Même les archéologues ont eu du mal à reconstituer leur histoire et leur culture, en s’appuyant sur des chroniques contemporaines inégales et potentiellement biaisées qui, dans de nombreux cas, ont été rédigées par les adversaires des Avars.

Une analyse approfondie de 424 génomes collectés dans des centaines de tombes d’Avars comble des lacunes cruciales dans cette histoire, révélant une richesse d’informations sur la structure sociale et la culture des Avars.

« Ces personnes n’avaient pratiquement pas de voix dans l’histoire, et nous les observons de cette façon – à travers leur corps », explique Zuzana Hofmanová, archéogénéticienne à l’Institut Max Planck d’anthropologie évolutionniste de Leipzig, en Allemagne, et l’une des des principaux auteurs de l’étude.

Neuf générations

Les chercheurs se sont concentrés sur quatre cimetières en Hongrie qui étaient autrefois au cœur du khaganate, comme on appelait l’ancien empire Avar.

Il est important de noter que les quatre sites ont été entièrement fouillés, ce qui a permis aux chercheurs d’accéder à l’ADN de chaque tombe et d’utiliser les données génétiques pour cartographier les liens de parenté entre des communautés Avar entières.

Cet effort a reçu un élan important grâce à une méthode informatique appelée ancIBD, qui peut connecter même des membres éloignés d’une famille sur la base de leurs séquences chromosomiques partagées.

Le co-auteur principal Johannes Krause, archéogénéticien chez Max Planck, affirme que les scientifiques ont généralement eu du mal à réassembler les arbres généalogiques basés sur l’ADN qui s’étendent au-delà des parents au troisième degré, tels que les cousins ​​germains ou les arrière-grands-parents.

Mais en utilisant des outils tels que ancIBD, Krause et ses collègues ont pu tracer des arbres généalogiques Avar beaucoup plus compliqués, y compris un pedigree massif de neuf générations comprenant 146 membres de la famille.

Les données suggèrent qu’après avoir migré vers l’Europe, les Avars ont conservé de nombreuses pratiques culturelles de leur lieu d’origine dans les steppes d’Asie du Nord-Est.

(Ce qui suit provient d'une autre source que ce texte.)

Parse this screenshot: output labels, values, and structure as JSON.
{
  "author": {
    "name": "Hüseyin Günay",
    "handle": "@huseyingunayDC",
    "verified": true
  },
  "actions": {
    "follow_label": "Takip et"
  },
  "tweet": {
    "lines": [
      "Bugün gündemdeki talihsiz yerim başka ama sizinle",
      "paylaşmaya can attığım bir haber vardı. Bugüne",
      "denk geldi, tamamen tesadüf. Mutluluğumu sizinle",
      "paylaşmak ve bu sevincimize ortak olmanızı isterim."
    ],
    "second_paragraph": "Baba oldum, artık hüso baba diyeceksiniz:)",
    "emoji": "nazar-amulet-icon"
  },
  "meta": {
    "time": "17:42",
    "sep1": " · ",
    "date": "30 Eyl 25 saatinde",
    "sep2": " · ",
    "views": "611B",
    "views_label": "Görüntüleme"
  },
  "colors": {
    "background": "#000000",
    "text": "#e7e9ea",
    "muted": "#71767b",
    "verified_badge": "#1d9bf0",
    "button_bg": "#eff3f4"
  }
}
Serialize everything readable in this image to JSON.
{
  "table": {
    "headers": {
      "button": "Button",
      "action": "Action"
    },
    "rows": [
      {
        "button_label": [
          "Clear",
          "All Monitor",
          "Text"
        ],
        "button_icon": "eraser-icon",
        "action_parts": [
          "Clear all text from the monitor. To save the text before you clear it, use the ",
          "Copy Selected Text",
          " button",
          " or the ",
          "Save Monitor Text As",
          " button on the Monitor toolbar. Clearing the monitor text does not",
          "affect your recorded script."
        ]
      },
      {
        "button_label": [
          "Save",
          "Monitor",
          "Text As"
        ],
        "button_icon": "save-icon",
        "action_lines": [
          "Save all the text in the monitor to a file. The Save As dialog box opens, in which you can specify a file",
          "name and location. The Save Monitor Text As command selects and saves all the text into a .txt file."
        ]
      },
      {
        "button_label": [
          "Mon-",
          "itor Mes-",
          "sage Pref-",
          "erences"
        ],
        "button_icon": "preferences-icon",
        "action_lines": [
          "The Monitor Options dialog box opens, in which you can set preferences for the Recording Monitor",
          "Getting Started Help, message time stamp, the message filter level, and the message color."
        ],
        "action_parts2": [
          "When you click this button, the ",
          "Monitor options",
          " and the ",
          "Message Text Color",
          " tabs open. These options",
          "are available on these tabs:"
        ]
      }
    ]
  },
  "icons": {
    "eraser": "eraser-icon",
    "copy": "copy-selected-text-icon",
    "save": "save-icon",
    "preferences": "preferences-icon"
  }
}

Par exemple, les Avars étaient très stricts pour éviter la consanguinité. Aucun cas de mariage entre parents n’a été observé, même au niveau des cousins ​​germains. Krasue dit que c’était surprenant, étant donné que les unions entre cousins ​​germains n’étaient pas inhabituelles pendant une grande partie de l’histoire européenne.

« C’est vraiment remarquable qu’ils puissent suivre sur neuf générations qui est lié à qui et qui peut avoir des enfants avec qui », dit-il.

Cependant, il y avait également des mariages mixtes limités avec des voisins non-Avar : environ 20 % des séquences génomiques de l’ADN Avar échantillonné pouvaient être attribuées à une ascendance d’Europe centrale.

Les chercheurs ont enregistré plusieurs exemples d’« unions de lévirat », dans lesquelles une veuve épousait un homme de la famille de son conjoint décédé, tel qu’un frère.

De tels schémas matrimoniaux étaient atypiques dans une grande partie de l’Europe, mais constituaient des caractéristiques établies des cultures asiatiques des steppes , note le co-auteur principal Tivadar Vida, archéologue à l’Université Eötvös Loránd de Budapest.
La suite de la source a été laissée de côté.